Russlands Armee schrumpft: Personalverluste übersteigen Rekrutierung deutlich.
Die Bilanz des Krieges für Russland
Nach Angaben von UATV: Die russische Armee blutet aus: Die Zahl der neuen Vertragssoldaten reicht bei weitem nicht aus, um die enormen Verluste im Ukraine-Krieg auszugleichen. Allein im Januar 2023 beliefen sich die Gesamtverluste der russischen Truppen auf 31.700 Personen. Das sind 9.000 Mann mehr, als in diesem Monat neu für den Dienst angeworben werden konnten. Diese Kluft verdeutlicht die massiven Probleme bei der Personalaufstockung, mit denen der Kreml konfrontiert ist.
Die verfügbaren Daten zeigen ein düsteres Bild. Die Zahl der im Januar neu Eingestellten lag etwa 9.000 unter der Summe der an der Front Gefallenen und Verwundeten. Diese Diskrepanz unterstreicht die hohen Verlustzahlen, die die russischen Streitkräfte in den Gefechten hinnehmen müssen. Die hohen Ausgaben für Prämien für Vertragssoldaten in Höhe von etwa 800 Milliarden Rubel pro Jahr scheinen die Rekrutierungsbemühungen nur unzureichend zu unterstützen. Experten sehen darin ein strukturelles Problem, das sich mit fortdauernder Kriegsdauer verschärfen wird.

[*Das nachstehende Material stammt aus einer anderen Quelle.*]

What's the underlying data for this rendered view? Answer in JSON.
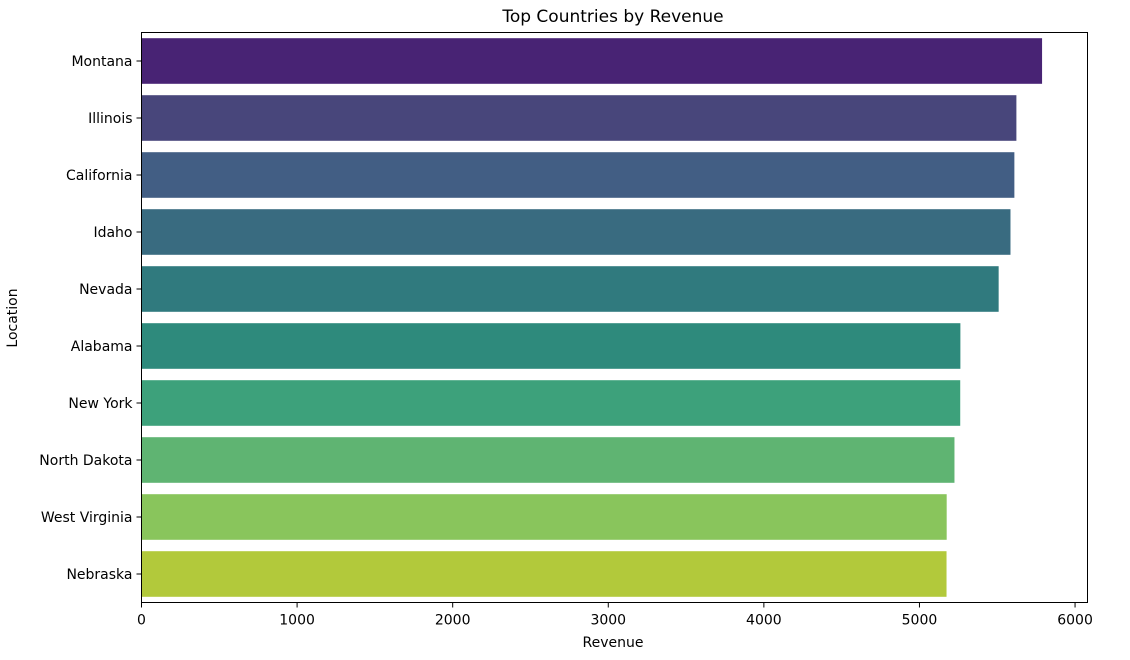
{
  "chart_data": {
    "type": "bar",
    "orientation": "horizontal",
    "title": "Top Countries by Revenue",
    "xlabel": "Revenue",
    "ylabel": "Location",
    "categories": [
      "Montana",
      "Illinois",
      "California",
      "Idaho",
      "Nevada",
      "Alabama",
      "New York",
      "North Dakota",
      "West Virginia",
      "Nebraska"
    ],
    "values": [
      5788,
      5623,
      5610,
      5585,
      5509,
      5263,
      5262,
      5225,
      5175,
      5174
    ],
    "colors": [
      "#482374",
      "#48467b",
      "#425e84",
      "#396b80",
      "#307a7e",
      "#2e8a7c",
      "#3da17b",
      "#5fb472",
      "#89c55c",
      "#b2c93b"
    ],
    "xlim": [
      0,
      6080
    ],
    "xticks": [
      0,
      1000,
      2000,
      3000,
      4000,
      5000,
      6000
    ],
    "xtick_labels": [
      "0",
      "1000",
      "2000",
      "3000",
      "4000",
      "5000",
      "6000"
    ],
    "grid": false,
    "legend": "none"
  }
}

Ein langwieriger Konflikt mit ungewissem Ausgang
Der Krieg geht weiter, und allein für die Eroberung des Donbas könnten nach Einschätzungen noch etwa zwei Jahre notwendig sein. Der Militärexperte Oleksandr Syrskyi fasste die aktuelle Lage so zusammen:
'Die Gesamtverluste des Gegners im Januar beliefen sich auf 31.700 Personen.' - Oleksandr Syrskyi
Die Situation an der Front deutet derzeit darauf hin, dass Russland mit erheblichen logistischen und personellen Herausforderungen kämpft, um seine Einheiten kampffähig zu halten. Dies könnte seine Fähigkeit beeinträchtigen, intensive Offensivoperationen fortzusetzen. Die steigenden Verluste bei gleichzeitig unzureichendem Nachschub an Soldaten zwingen Moskau möglicherweise zu einer strategischen Neuausrichtung. In einem sich hinziehenden Abnutzungskrieg wird die Frage der personellen Aufstockung für Russland zur entscheidenden Schwäche, die den weiteren Verlauf der Kampfhandlungen in der Ukraine maßgeblich beeinflussen könnte.